2. Why does Samantha go on a shopping spree at Tiffany's with David's credit card? Do you think she was only motivated by revenge? Why would spending money be a good way to get back at David, as opposed to another means of revenge? Samantha says, "I don't know why I bought the bracelet--. But I don't like fancy jewelry; I never have," (33). Why do you think she bought it, and if the bracelet was so expensive, why do you think she gave it away to the woman on the street? She goes on to say, "And the things I really like aren't fancy at all: old aprons and hankies. Butter wrappers from the one-pound blocks. Peony bushes, hardback books of poetry. And I like things less than that; the sticky remains at the bottom of the apple-crisp dish." What do all of these things have in common, and how do they help to understand what has real value and worth to Samantha?
3. Samantha spends most of the novel wanting her husband back. In the end, she is the one who chooses to remain separated. Why do you think she changes her mind? At what point in the novel do you think she would rather remain alone than get back together with him? Do you think she is making the right decision? What do you think causes her to change her mind?

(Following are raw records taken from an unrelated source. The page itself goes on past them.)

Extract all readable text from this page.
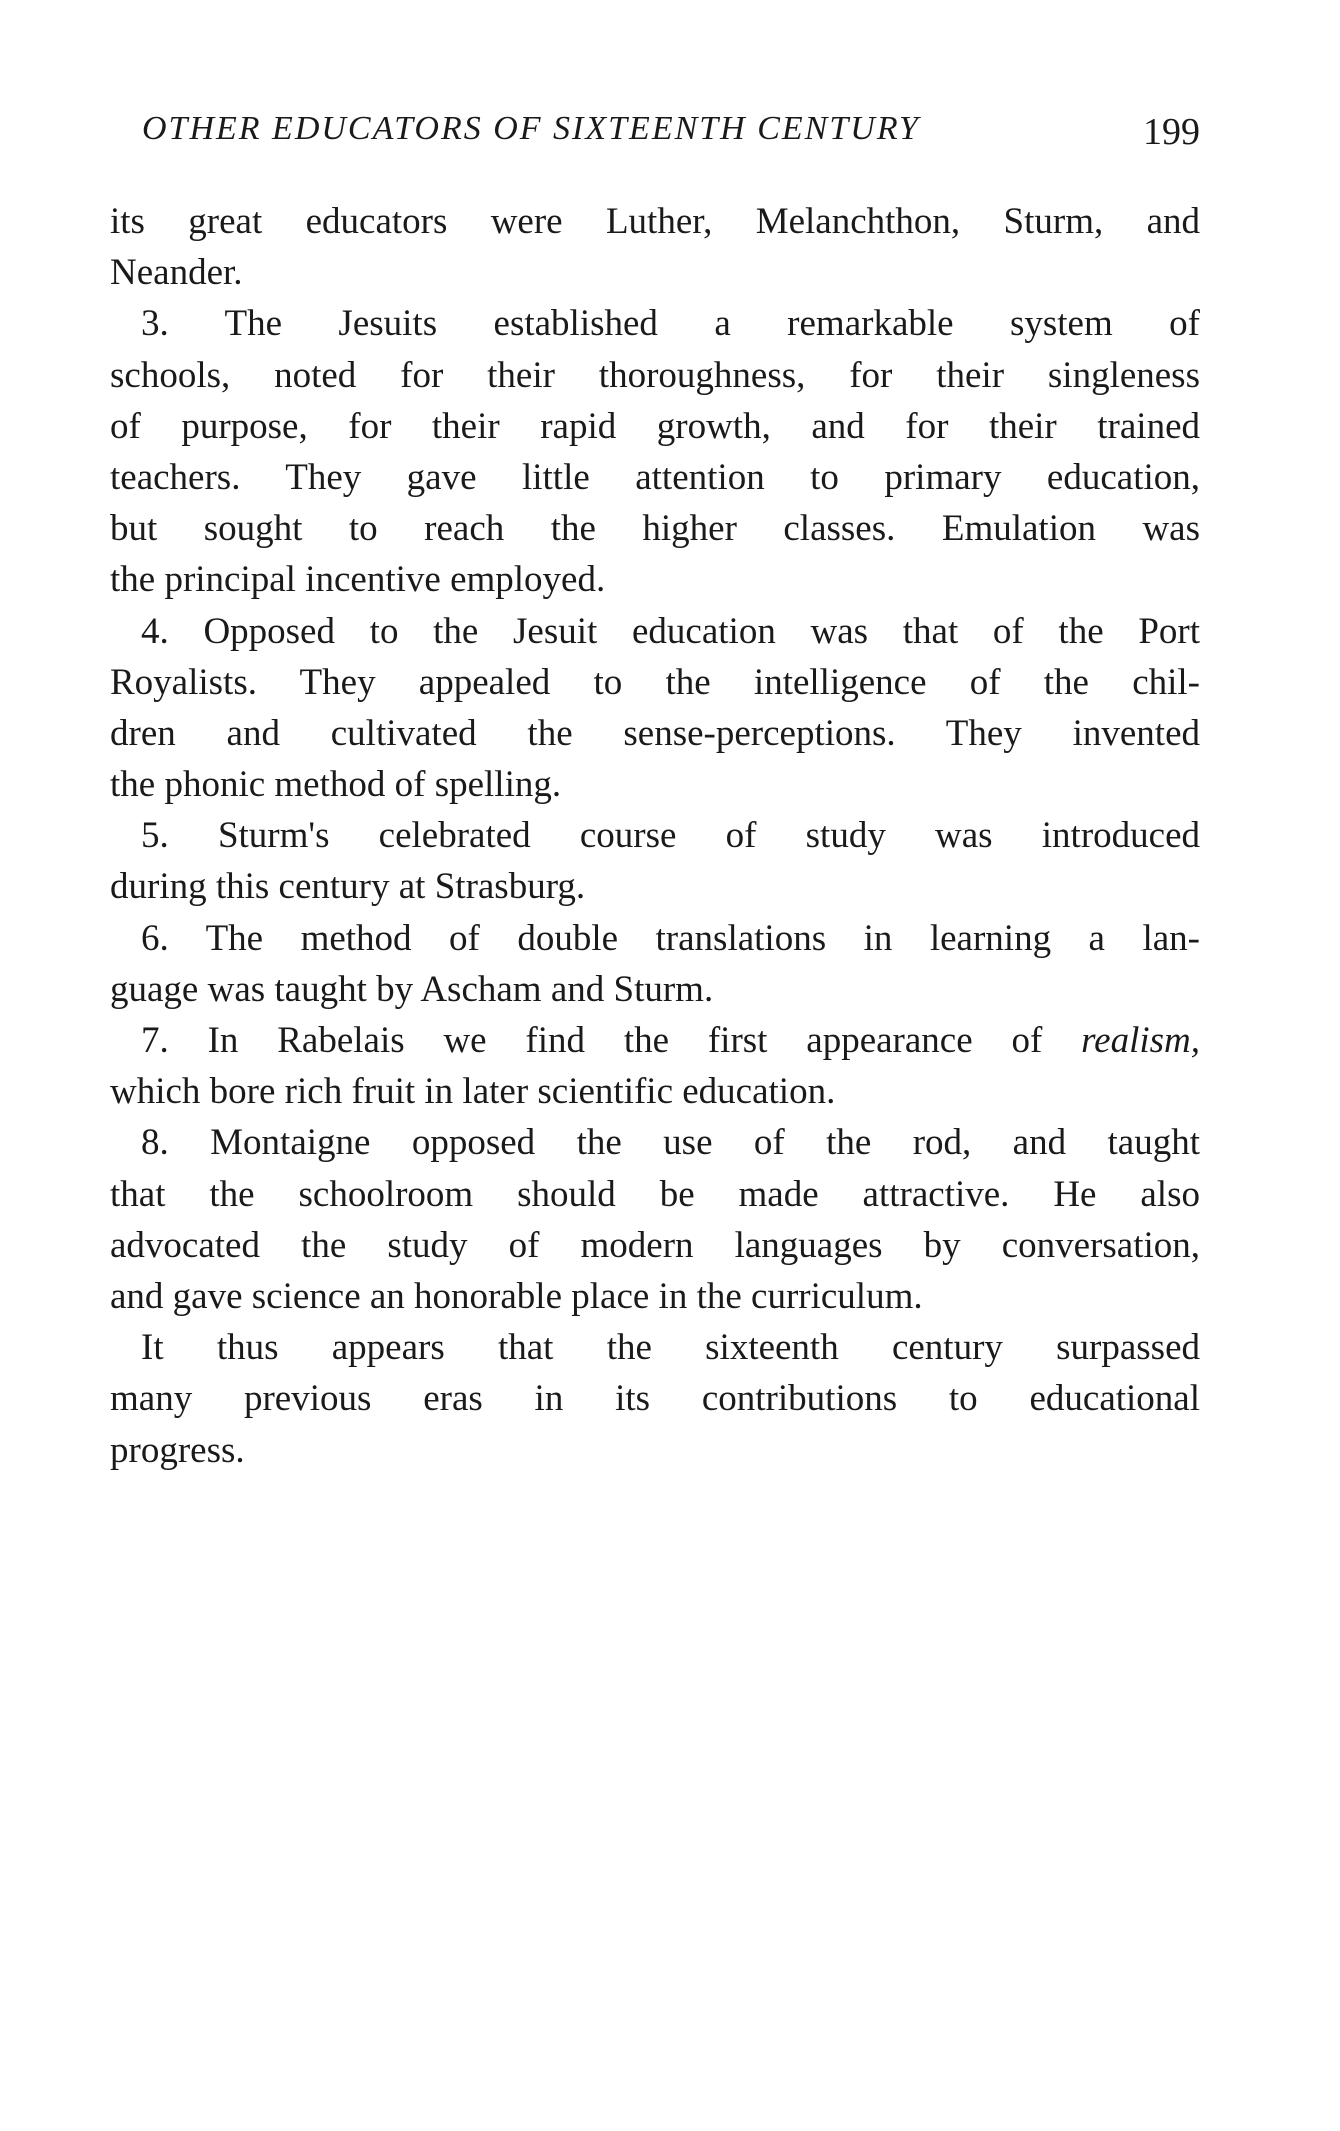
OTHER EDUCATORS OF SIXTEENTH CENTURY	199
its great educators were Luther, Melanchthon, Sturm, and
Neander.
3. The Jesuits established a remarkable system of
schools, noted for their thoroughness, for their singleness
of purpose, for their rapid growth, and for their trained
teachers. They gave little attention to primary education,
but sought to reach the higher classes. Emulation was
the principal incentive employed.
4. Opposed to the Jesuit education was that of the Port
Royalists. They appealed to the intelligence of the chil-
dren and cultivated the sense-perceptions. They invented
the phonic method of spelling.
5. Sturm's celebrated course of study was introduced
during this century at Strasburg.
6. The method of double translations in learning a lan-
guage was taught by Ascham and Sturm.
7. In Rabelais we find the first appearance of realism,
which bore rich fruit in later scientific education.
8. Montaigne opposed the use of the rod, and taught
that the schoolroom should be made attractive. He also
advocated the study of modern languages by conversation,
and gave science an honorable place in the curriculum.
It thus appears that the sixteenth century surpassed
many previous eras in its contributions to educational
progress.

4. Samantha posts a card on the community bulletin board that reads, ROOMMATE WANTED Large bedroom for rent in very nice house with single Woman and eleven-year-old son. No smoking. Pets or kids Okay. Must be employed and responsible. $500/mo. What picture does this advertisement paint of her life? Is it accurate? What things are missing from the description? What do you really think Samantha is looking for in a roommate? What is the significance of her opening her house to make ends meet? Does she do it for only monetary reasons?
5. Samantha imagines Travis one day saying, "My mother changed wonderfully when my father left us. Our circumstances actually improved," (9). Do you think that Samantha changes in the novel? If so, how? Do you think their circumstances actually improve? Do you think Samantha would say about her changes? Do you the Samantha we read about in the beginning of the story would say about the Samantha we read about at the end? How does Samantha's conception of herself change?
6. Samantha experiences many different types of love in the novel, both platonic and romantic. How would you describe the love she has for David? Compare this with the love she has for King? How are they different and which one is more ideal? What elements do you think are lacking in her relationship with David that King is able to provide? What lessons in love do you think Samantha learns from Lydia and her boyfriend? How would you describe Samantha's relationship with her son Travis, and how is it different from the relationship she has with her own mother? Are there any examples of ideal love in the novel?